Helen Dorn (Anna Loos) trinkt Kaffee auf dem Hausboot. Standesgemäß für eine Neu-Hanseatin mit Hang zum Eremitentum. Ansonsten wirkt alles, als hätte sie nie woanders ermittelt. Die Kompetenzen sind geregelt, das Haar streng aus dem Gesicht gekämmt. Auch bei der Geiselnahme in einem Privathaus am Elbstrand war schnell klar, wer reingeht: Dorn. Leider ging alles schief. Wir kennen Ermittler, die sich jetzt erstmal therapieren ließen. Nicht so Helen Dorn. Die sitzt auf dem Hausboot, erzählt Kollege Weyer (Tristan Seith), dass sich da jemand vor ihren Augen den Kopf weggeschossen hat, nimmt die Meldung vom nächsten Leichenfund entgegen, steht auf und sagt: „An die Arbeit“. Die Tote ist Medizinstudentin Valerie (Amelie Hennig). Die Ermittlungen führen auf die onkologische Station einer Hamburger Klinik. Dort bangt Taxifahrerin Maria (bewegend: Lo Rivera) um das Leben ihrer Schwester. Die Chemo schlägt nicht an. Irgendwas läuft falsch. Kurz vor ihrem Tod verspricht Valerie der verzweifelten Maria, sie werde deren Schwester helfen. Maria wird Dorns wichtigste Verbündete im Fall Valerie. Sie weiß um das Doppelleben des Opfers und ist im Besitz von Unterlagen, die auf einen illegalen Deal mit Zytostatika hinweisen. Anscheinend gibt es Absprachen zwischen Valeries Vorgesetztem, Oberarzt Dr. Boll (Sebastian Rudolph) und ihrem Freund, Apothekenbetreiber Adrian Jessen (Florian Stetter).
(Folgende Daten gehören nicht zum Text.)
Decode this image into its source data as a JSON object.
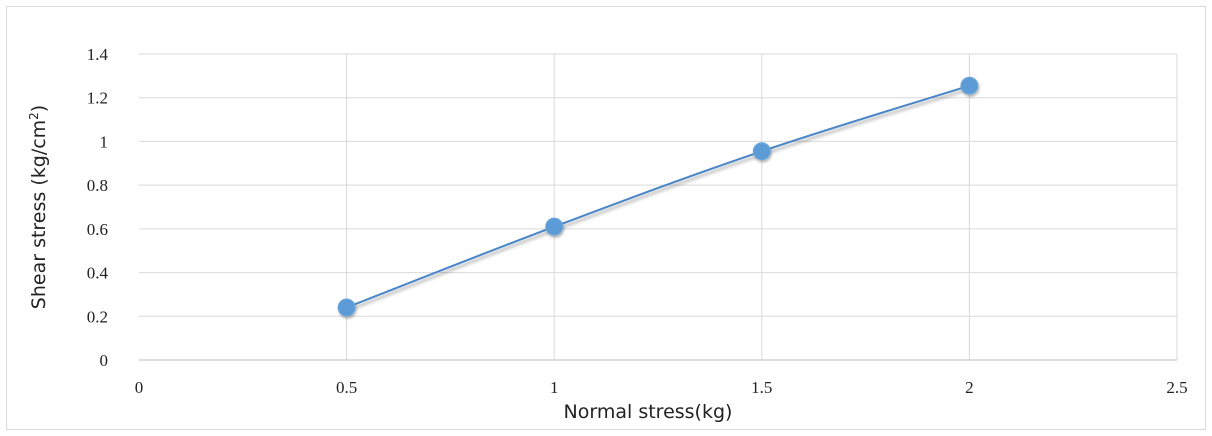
{
  "chart_data": {
    "type": "line",
    "title": "",
    "xlabel": "Normal stress(kg)",
    "ylabel": {
      "prefix": "Shear stress (kg/cm",
      "superscript": "2",
      "suffix": ")"
    },
    "xlim": [
      0,
      2.5
    ],
    "ylim": [
      0,
      1.4
    ],
    "x_ticks": [
      "0",
      "0.5",
      "1",
      "1.5",
      "2",
      "2.5"
    ],
    "y_ticks": [
      "0",
      "0.2",
      "0.4",
      "0.6",
      "0.8",
      "1",
      "1.2",
      "1.4"
    ],
    "grid": true,
    "legend": "none",
    "series": [
      {
        "x": [
          0.5,
          1,
          1.5,
          2
        ],
        "y": [
          0.24,
          0.61,
          0.955,
          1.255
        ],
        "line_color": "#4a86c8",
        "marker_color": "#5b9bd5"
      }
    ]
  }
}
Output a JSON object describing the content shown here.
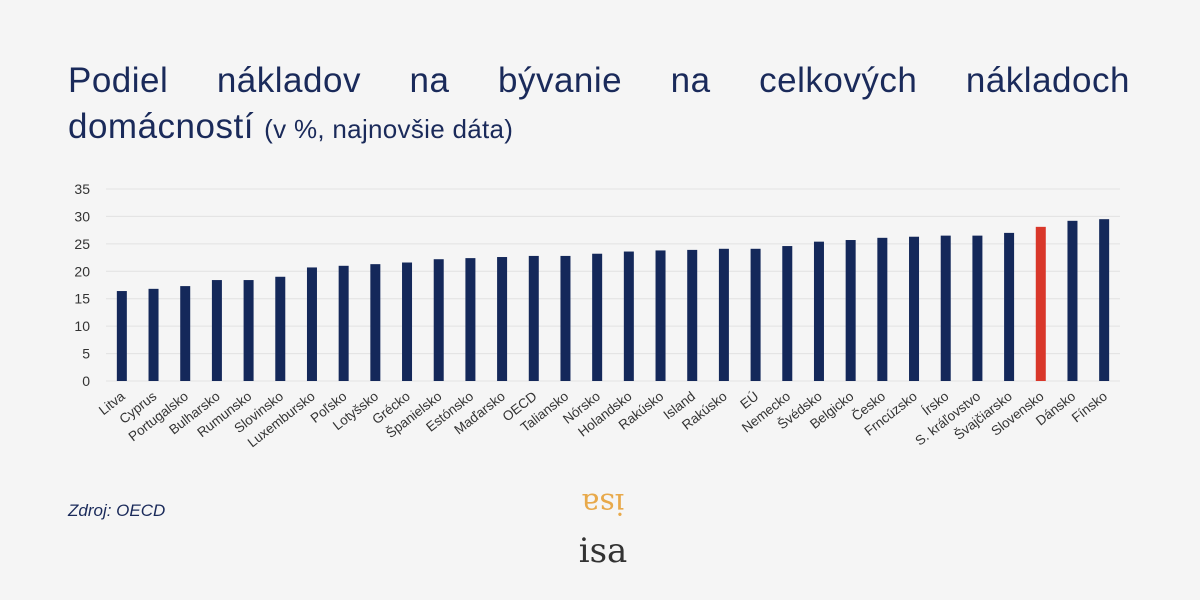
{
  "title": {
    "words_line1": [
      "Podiel",
      "nákladov",
      "na",
      "bývanie",
      "na",
      "celkových",
      "nákladoch"
    ],
    "line2_main": "domácností",
    "line2_sub": "(v %, najnovšie dáta)"
  },
  "source": "Zdroj: OECD",
  "logo": {
    "top_text": "isa",
    "bottom_text": "isa",
    "top_color": "#e8a94a",
    "bottom_color": "#333333"
  },
  "colors": {
    "bar": "#14285a",
    "highlight": "#d9372a",
    "grid": "#e2e2e2",
    "axis_text": "#333333",
    "title": "#1a2a5a"
  },
  "chart_data": {
    "type": "bar",
    "title": "Podiel nákladov na bývanie na celkových nákladoch domácností (v %, najnovšie dáta)",
    "categories": [
      "Litva",
      "Cyprus",
      "Portugalsko",
      "Bulharsko",
      "Rumunsko",
      "Slovinsko",
      "Luxembursko",
      "Poľsko",
      "Lotyšsko",
      "Grécko",
      "Španielsko",
      "Estónsko",
      "Maďarsko",
      "OECD",
      "Taliansko",
      "Nórsko",
      "Holandsko",
      "Rakúsko",
      "Island",
      "Rakúsko",
      "EÚ",
      "Nemecko",
      "Švédsko",
      "Belgicko",
      "Česko",
      "Frncúzsko",
      "Írsko",
      "S. kráľovstvo",
      "Švajčiarsko",
      "Slovensko",
      "Dánsko",
      "Fínsko"
    ],
    "values": [
      16.4,
      16.8,
      17.3,
      18.4,
      18.4,
      19.0,
      20.7,
      21.0,
      21.3,
      21.6,
      22.2,
      22.4,
      22.6,
      22.8,
      22.8,
      23.2,
      23.6,
      23.8,
      23.9,
      24.1,
      24.1,
      24.6,
      25.4,
      25.7,
      26.1,
      26.3,
      26.5,
      26.5,
      27.0,
      28.1,
      29.2,
      29.5
    ],
    "highlight_index": 29,
    "ylim": [
      0,
      35
    ],
    "yticks": [
      0,
      5,
      10,
      15,
      20,
      25,
      30,
      35
    ],
    "grid": true,
    "legend": "none",
    "xlabel": "",
    "ylabel": ""
  }
}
Apotheke ist das Stichwort. „Die letzte Rettung“ von Friedemann Fromm, sein erster von vier Episoden der Reihe in den Jahren 2020/21, erweist sich schnell als Krimi nach gängigem Rezept. Der Action zum Anfang folgt die Nachdenklichkeit einer angefassten Kommissarin, die sich kurz erklärt und dann weitermacht wie bisher. Gegen Ende dann der Link, der den Selbstmord zu Beginn mit dem eigentlichen Fall verbindet. Die dramatisch endende Geiselnahme zu Anfang unterstreicht, wie spätere Rückblenden auf Helen Dorns erste Lebensmonate, die psychische Belastung, unter der Dorn ihren Job macht. Eigene Befindlichkeiten muss sie wegdrücken, sobald es ein Einsatz erfordert. Und der Fall fordert Dorn. Bald schon muss sie die nächste Geiselnahme verhindern. In die Bredouille geraten zwei verdächtige Männer aus dem Bekanntenkreis der Toten. Die Frauen in diesem Fall kämpfen – auf der Straße oder „auf Intensiv“ – um ihr Auskommen und für die Gerechtigkeit. Und Helen Dorn kämpft ihre privaten Kämpfe. Auf der Toilette der Onkologie atmet sie sich durch einen Panikanfall. Das Krankenhaus evoziert Bilder in ihrem Kopf. Wir sehen sie als Rückblenden auf eine junge Frau mit Säugling im Arm. Helens Mutter mit ihrem ersten und einzigen Kind. Als es drei Monate ist, stirbt die Mutter an Krebs. Erinnerungen aus den ersten drei Lebensmonaten zwingen eine Frau in die Knie, die nach einem Selbstmord vor ihren Augen einfach weitermacht. Man glaubt es kaum, aber die Psyche ist ein weites Feld.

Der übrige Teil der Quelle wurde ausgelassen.